Rob: Sure, just a spin-off.
Carrie: Just him, I totally can get behind that. I needed more, and then it wrapped up too quickly for me, and I needed more.
Kris: Yes.
Rob: Well, the film’s doing well, and you have a great history at not only Sundance but South by Southwest. Unfortunately, South by Southwest was cut short and moved online. But do you miss a little bit of the pomp and circumstance that festivals bring? Or are you kind of relieved a little bit but also sad? What’s your thing?
Kris: I don’t know, I’m definitely not relieved, I’m just only sad. I miss it a lot; it’s the funnest part because it takes so long to get a film together and shot and edited. And the whole time you’re thinking about an audience watching it. And I have still not gotten the chance to see the film in a theater with an audience.
And I do really miss all that popping circumstance. But mostly, I miss the kind of like communal feeling of watching it with a crowd. Though I will say, one of the silver linings is that the film premiered in Chicago at a drive-in theater last week. So there were, and we sold out like two screenings. There were over like 300 cars that came in to watch the movie, and it was really a special experience. It wasn’t anything that I could have possibly anticipated. But it was cool.
Carrie: That is fantastic. I imagine too, like as somebody who has pulled this whole thing together, like to feel the energy of a room. Like if you hear people laughing if you hear people clapping when it’s over.

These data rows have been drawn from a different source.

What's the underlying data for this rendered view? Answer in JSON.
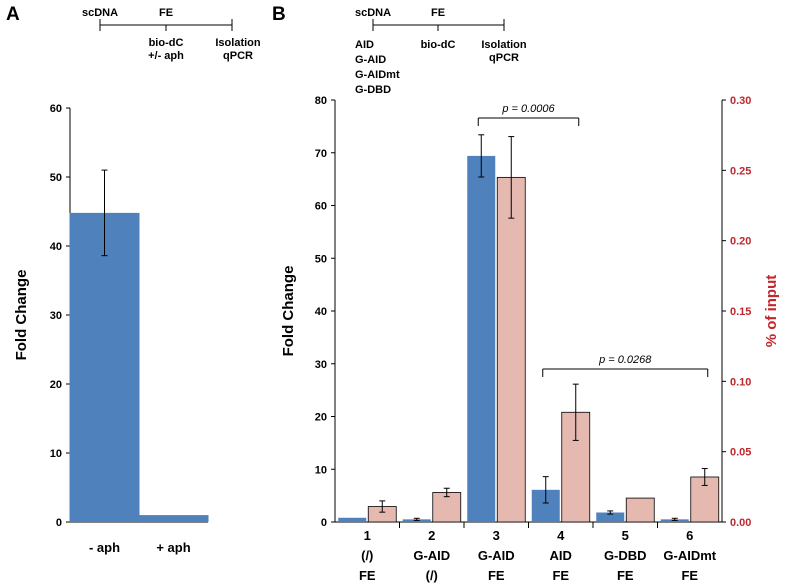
{
  "panels": {
    "a": {
      "letter": "A",
      "scheme": {
        "top": [
          "scDNA",
          "FE"
        ],
        "bottom": [
          "bio-dC",
          "+/- aph",
          "Isolation",
          "qPCR"
        ]
      }
    },
    "b": {
      "letter": "B",
      "scheme": {
        "top": [
          "scDNA",
          "FE"
        ],
        "bottom": [
          "bio-dC",
          "Isolation",
          "qPCR"
        ],
        "constructs": [
          "AID",
          "G-AID",
          "G-AIDmt",
          "G-DBD"
        ]
      }
    }
  },
  "chart_data": [
    {
      "type": "bar",
      "panel": "A",
      "categories": [
        "- aph",
        "+ aph"
      ],
      "series": [
        {
          "values": [
            44.8,
            1.0
          ],
          "error": [
            6.2,
            0.0
          ],
          "color": "#4F81BD"
        }
      ],
      "ylabel": "Fold Change",
      "ylim": [
        0,
        60
      ],
      "yticks": [
        0,
        10,
        20,
        30,
        40,
        50,
        60
      ],
      "grid": false
    },
    {
      "type": "bar",
      "panel": "B",
      "categories": [
        {
          "num": "1",
          "line1": "(/)",
          "line2": "FE"
        },
        {
          "num": "2",
          "line1": "G-AID",
          "line2": "(/)"
        },
        {
          "num": "3",
          "line1": "G-AID",
          "line2": "FE"
        },
        {
          "num": "4",
          "line1": "AID",
          "line2": "FE"
        },
        {
          "num": "5",
          "line1": "G-DBD",
          "line2": "FE"
        },
        {
          "num": "6",
          "line1": "G-AIDmt",
          "line2": "FE"
        }
      ],
      "series": [
        {
          "axis": "left",
          "color": "#4F81BD",
          "values": [
            0.8,
            0.5,
            69.4,
            6.1,
            1.8,
            0.5
          ],
          "error": [
            0.0,
            0.2,
            4.0,
            2.5,
            0.3,
            0.2
          ]
        },
        {
          "axis": "right",
          "color": "#E6B9B0",
          "values": [
            0.011,
            0.021,
            0.245,
            0.078,
            0.017,
            0.032
          ],
          "error": [
            0.004,
            0.003,
            0.029,
            0.02,
            0.0,
            0.006
          ]
        }
      ],
      "ylabel": "Fold Change",
      "ylim": [
        0,
        80
      ],
      "yticks": [
        0,
        10,
        20,
        30,
        40,
        50,
        60,
        70,
        80
      ],
      "y2label": "% of input",
      "y2lim": [
        0,
        0.3
      ],
      "y2ticks": [
        "0.00",
        "0.05",
        "0.10",
        "0.15",
        "0.20",
        "0.25",
        "0.30"
      ],
      "y2color": "#C0282D",
      "annotations": [
        {
          "text": "p = 0.0006",
          "from": 2,
          "to": 3
        },
        {
          "text": "p = 0.0268",
          "from": 3,
          "to": 5
        }
      ],
      "grid": false
    }
  ]
}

Like when you hear the enthusiasm.
Rob: Laughing at the beats that you intended, like yes, we just went did our first trip to Sundance this past year and definitely had at least a little bit of that experience that you’re describing.
Kris: Yes.
Rob: But don’t fret. While unconventional, I think this movie will certainly find a large a large audience because I think it’s so relatable for so many reasons. And you’ve got great talent behind you as well too, and it shows in everything that you do. So yes, we’re really excited to talk about this with our audience and share it with our folks as well too.
Kris: Well, thank you so much for talking about it. I mean, that has been such a nice like part of that really getting a lot of support. And I do appreciate you guys taking the time to talk to people about it.
Carrie: Of course.
Rob: Of course. And worst case, I’ve already got my enrollment form up to go back to Northwestern and see if I can audit some classes.
Carrie: Awesome. Well, thank you so much for catching up with us and talking a little bit about the movie.
Kris: Thank you.
Carrie: We loved it, and we’re looking forward to see it take off here when it comes out, releases on Friday.
Kris: Cool. All right, thanks so much, you guys.